NOTE: During the operation of tablegpt-agent, the system will repeatedly attempt to resolve any issues that arise during code execution. As a result, Steps 4~7 may be executed multiple times in an iterative debugging process. This cycle continues until the final solution is reached or the maximum iteration limit is exceeded. The default maximum iteration count is 25.

Example Workflow#

User Input#

The user inputs a query:

Draw a pie chart of the male-female ratio based on gender.

Security Assessment (Optional)#

When creating a tablegpt-agent, you can specify a dedicated safety evaluation model using the safety_llm parameter. For example:

from langchain_openai import ChatOpenAI
from tablegpt.agent import create_tablegpt_graph

safety_llm = ChatOpenAI(openai_api_base="LLM_URL", openai_api_key="whatever", model_name="LLM_MODEL_NAME")

agent = create_tablegpt_graph(
    ...
    safety_llm=safety_llm,
    ...
)

If safety_llm is configured, it will evaluate user inputs to identify if they fall under any of the following 14 hazard categories. If a question is flagged as belonging to one of these categories, tablegpt-agent will respond with caution.

Hazard Category	Description
S1: Violent Crimes	Violent criminal activities
S2: Non-Violent Crimes	Non-violent criminal activities
S3: Sex-Related Crimes	Crimes related to sexual misconduct
S4: Child Sexual Exploitation	Exploitation of children
S5: Defamation	Defamatory content
S6: Specialized Advice	Professional advice (e.g., medical, legal)
S7: Privacy	Privacy violations
S8: Intellectual Property	Intellectual property issues
S9: Indiscriminate Weapons	Use or production of indiscriminate weapons
S10: Hate	Hateful or discriminatory content
S11: Suicide & Self-Harm	Suicide or self-harm-related content
S12: Sexual Content	Explicit sexual content
S13: Elections	Content related to elections
S14: Code Interpreter Abuse	Misuse of code interpretation features

This feature enhances the safety of the tablegpt-agent, helping to mitigate ethical and legal risks associated with generated content.

Data Retrieval (optional)#

The retriever plugin recalls columns and values related to the query, enhancing the LLM's understanding of the dataset. This improves the accuracy of the code generated by the LLM. For detailed usage instructions, refer to Enhance TableGPT Agent with RAG.

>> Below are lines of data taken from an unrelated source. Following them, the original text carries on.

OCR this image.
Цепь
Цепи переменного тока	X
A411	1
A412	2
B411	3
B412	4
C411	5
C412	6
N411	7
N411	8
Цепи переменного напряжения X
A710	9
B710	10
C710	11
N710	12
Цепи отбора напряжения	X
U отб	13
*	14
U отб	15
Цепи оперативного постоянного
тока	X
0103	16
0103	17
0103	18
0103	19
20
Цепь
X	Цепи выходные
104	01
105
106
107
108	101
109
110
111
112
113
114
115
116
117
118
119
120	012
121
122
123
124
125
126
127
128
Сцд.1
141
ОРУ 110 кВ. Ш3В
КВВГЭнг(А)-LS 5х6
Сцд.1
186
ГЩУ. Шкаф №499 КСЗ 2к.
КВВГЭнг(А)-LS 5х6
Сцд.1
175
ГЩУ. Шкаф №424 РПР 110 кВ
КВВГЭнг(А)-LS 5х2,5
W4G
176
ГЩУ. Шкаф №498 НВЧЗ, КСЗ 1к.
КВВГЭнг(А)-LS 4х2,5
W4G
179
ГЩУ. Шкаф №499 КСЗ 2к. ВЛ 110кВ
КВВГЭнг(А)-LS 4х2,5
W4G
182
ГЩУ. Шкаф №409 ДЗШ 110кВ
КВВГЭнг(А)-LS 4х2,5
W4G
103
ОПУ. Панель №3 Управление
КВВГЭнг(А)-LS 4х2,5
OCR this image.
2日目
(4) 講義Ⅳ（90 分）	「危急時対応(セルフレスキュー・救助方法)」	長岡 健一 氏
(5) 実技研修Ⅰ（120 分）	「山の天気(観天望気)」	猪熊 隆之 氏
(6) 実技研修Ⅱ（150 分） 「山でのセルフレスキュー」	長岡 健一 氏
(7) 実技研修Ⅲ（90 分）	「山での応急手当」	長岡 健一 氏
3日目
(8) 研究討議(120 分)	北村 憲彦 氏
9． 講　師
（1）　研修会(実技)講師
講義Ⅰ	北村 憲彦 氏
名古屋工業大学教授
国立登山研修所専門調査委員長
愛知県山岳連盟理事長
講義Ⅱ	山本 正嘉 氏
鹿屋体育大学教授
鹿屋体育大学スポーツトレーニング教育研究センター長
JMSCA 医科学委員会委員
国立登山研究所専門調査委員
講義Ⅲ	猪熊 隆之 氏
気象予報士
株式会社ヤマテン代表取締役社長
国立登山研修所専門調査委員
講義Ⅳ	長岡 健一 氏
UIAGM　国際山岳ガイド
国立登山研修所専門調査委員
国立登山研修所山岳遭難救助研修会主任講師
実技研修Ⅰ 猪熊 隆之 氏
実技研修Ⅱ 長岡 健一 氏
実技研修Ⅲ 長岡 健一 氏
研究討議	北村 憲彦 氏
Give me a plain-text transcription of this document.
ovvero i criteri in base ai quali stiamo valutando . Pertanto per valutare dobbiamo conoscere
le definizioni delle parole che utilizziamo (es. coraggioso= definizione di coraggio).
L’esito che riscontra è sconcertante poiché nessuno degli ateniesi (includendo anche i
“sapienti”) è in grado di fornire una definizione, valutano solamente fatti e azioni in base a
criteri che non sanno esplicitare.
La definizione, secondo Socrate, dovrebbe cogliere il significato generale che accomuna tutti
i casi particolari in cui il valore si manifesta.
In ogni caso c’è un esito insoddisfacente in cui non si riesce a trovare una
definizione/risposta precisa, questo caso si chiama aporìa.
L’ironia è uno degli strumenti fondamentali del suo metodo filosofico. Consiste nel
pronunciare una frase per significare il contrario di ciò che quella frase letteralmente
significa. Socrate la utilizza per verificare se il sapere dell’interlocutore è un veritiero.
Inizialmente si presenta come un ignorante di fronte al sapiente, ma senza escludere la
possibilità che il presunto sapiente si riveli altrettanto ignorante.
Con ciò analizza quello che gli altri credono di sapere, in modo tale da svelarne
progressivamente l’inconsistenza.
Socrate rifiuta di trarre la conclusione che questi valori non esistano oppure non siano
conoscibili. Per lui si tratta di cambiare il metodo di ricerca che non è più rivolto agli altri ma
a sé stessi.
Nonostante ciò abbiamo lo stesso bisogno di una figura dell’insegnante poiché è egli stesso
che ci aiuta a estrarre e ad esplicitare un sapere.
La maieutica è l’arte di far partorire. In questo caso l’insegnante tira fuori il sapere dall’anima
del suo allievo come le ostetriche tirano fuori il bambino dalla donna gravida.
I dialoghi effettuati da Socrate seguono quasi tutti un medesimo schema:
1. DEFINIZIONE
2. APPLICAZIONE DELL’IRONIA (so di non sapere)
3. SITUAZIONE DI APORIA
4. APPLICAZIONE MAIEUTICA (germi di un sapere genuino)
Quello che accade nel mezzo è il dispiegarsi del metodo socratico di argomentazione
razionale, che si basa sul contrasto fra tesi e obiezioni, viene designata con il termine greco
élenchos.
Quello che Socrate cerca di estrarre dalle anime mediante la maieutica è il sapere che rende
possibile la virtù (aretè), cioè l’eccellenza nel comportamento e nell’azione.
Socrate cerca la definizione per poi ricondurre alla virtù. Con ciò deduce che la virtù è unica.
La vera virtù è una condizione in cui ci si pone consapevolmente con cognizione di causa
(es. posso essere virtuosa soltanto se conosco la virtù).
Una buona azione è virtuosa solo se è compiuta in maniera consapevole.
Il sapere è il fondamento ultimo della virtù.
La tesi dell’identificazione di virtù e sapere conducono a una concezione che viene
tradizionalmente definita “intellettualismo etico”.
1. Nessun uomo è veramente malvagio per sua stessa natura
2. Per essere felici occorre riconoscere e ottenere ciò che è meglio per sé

For this example, based on the user’s input, the retrieved results are as follows:

Here are some extra column information that might help you understand the dataset:\n- titanic.csv:\n  - {"column": Sex, "dtype": "string", "values": ["male", "female", ...]}

Code Generation#

The agent generates the following Python code:

import seaborn as sns
import matplotlib.pyplot as plt

# Count the number of males and females
gender_counts = df1['Sex'].value_counts()

# Create a pie chart
plt.figure(figsize=(6, 6))
plt.pie(gender_counts, labels=gender_counts.index, autopct='%1.1f%%', startangle=140)
plt.title('Gender Distribution')
plt.show()

Code Execution#

The generated code is automatically executed in the IPython sandbox environment.

Result Generation#

After the execution is complete, the results are generated as follows:

result image

Visual Analysis (optional)#

The visual analysis plugin allows you to enhance generated results with visualizations, making the output more intuitive and informative.

To enable this feature, you can pass the vlm parameter when creating a tablegpt-agent. Here’s an example:

from langchain_openai import ChatOpenAI
from tablegpt.agent import create_tablegpt_graph

vlm = ChatOpenAI(openai_api_base="VLM_URL", openai_api_key="whatever", model_name="VLM_MODEL_NAME")

agent = create_tablegpt_graph(
    ...
    vlm=vlm,
    ...
)

Once enabled, the tablegpt-agent will use the vlm model to generate visual representations of the data.

For instance, in response to the query mentioned earlier, the tablegpt-agent generates the following visualization:

I have drawn a pie chart illustrating the ratio of men to women. From the chart, you can see that men constitute 64.4% while women make up 35.6%. If you need any further analysis or visualizations, feel free to let me know.

This feature adds a layer of clarity and insight, helping users interpret the results more effectively. On some complex graphs, this function is more effective.